Optical Properties of Iron and Dilute Iron-Aluminum Alloys

摘要

An interpolation scheme for the band structure of paramagnetic iron was used to model the band structure of ferromagnetic iron. This was carried out by superimposing two paramagnetic iron band structures with a 2.2 eV energy offset to simulate the exchange splitting. This model was used to calculate the optical conductivity of ferromagnetic iron. Good agreement was achieved with that calculated by Callaway and Wang. The broad peak in the iron optical conductivity (sigma sub 1 ) at 2.5 eV is found to be due to transitions from minority-spin bands 2 and 3 to minority-spin bands 4 and 5 at locations throughout the interior of the Brillouin zone, but generally not on or near symmetry lines and points.
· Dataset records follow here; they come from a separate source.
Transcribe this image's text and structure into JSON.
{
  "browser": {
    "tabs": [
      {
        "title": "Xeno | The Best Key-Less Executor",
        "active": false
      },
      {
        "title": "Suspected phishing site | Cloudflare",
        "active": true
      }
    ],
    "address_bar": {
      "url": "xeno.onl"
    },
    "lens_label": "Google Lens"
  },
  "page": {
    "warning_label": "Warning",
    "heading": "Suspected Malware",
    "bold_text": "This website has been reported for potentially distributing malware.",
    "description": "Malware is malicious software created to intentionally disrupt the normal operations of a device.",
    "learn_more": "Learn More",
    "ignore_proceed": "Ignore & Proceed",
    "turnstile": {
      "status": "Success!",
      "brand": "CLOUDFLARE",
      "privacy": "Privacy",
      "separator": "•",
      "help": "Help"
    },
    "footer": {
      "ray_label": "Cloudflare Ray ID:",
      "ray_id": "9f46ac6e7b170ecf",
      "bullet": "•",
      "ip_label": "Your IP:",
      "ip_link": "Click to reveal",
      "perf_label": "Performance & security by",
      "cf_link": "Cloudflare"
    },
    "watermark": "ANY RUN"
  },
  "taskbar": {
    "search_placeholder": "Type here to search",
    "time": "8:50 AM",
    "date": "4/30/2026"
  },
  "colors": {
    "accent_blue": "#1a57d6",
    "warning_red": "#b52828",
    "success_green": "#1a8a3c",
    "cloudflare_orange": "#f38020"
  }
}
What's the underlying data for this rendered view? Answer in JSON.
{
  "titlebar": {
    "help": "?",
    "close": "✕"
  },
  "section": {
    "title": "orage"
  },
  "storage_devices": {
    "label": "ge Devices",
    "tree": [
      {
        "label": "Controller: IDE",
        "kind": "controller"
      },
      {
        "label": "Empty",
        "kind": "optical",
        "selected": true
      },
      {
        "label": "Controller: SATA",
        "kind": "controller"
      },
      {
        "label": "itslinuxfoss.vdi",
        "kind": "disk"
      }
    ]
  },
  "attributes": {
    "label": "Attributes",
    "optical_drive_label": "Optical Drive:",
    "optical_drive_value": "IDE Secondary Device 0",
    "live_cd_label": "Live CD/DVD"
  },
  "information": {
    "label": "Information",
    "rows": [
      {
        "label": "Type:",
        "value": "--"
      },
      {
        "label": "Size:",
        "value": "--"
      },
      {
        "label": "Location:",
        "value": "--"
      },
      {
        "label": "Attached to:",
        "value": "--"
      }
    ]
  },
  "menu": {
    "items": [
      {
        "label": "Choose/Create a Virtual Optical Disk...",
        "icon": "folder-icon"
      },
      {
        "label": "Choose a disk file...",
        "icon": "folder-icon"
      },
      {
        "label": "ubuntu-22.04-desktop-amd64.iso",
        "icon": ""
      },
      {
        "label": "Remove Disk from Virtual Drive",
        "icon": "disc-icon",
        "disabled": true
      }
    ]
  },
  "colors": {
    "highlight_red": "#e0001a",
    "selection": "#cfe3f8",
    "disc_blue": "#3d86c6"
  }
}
The broad 6.0 eV peak in sigma sub 1 is found to be due to the two two-dimensional band gap minimums near the middle of the delta and lambda symmetry lines. These transitions occur in both the minority- and majority-spin band structures. Composition modulation spectroscopy was applied to iron using aluminum as a dilutant. Two characteristic features were present in the resulting delta epsilon sub 2 spectra. These were a broad negative peak at 2.5 eV and a broad positive peak at 6 eV - the same locations as the peaks in sigma sub 1 . The decrease in epsilon sub 2 at 2.5 eV is attributed to a depletion of electronic states in the host d bands. This depletion is mainly due to the valence difference between iron and aluminum. The increase in epsilon sub 2 at 6 eV is claimed to be due to band narrowing and/or the presence of a virtual bound state residing below the iron d bands. (ERA citation 12:035139)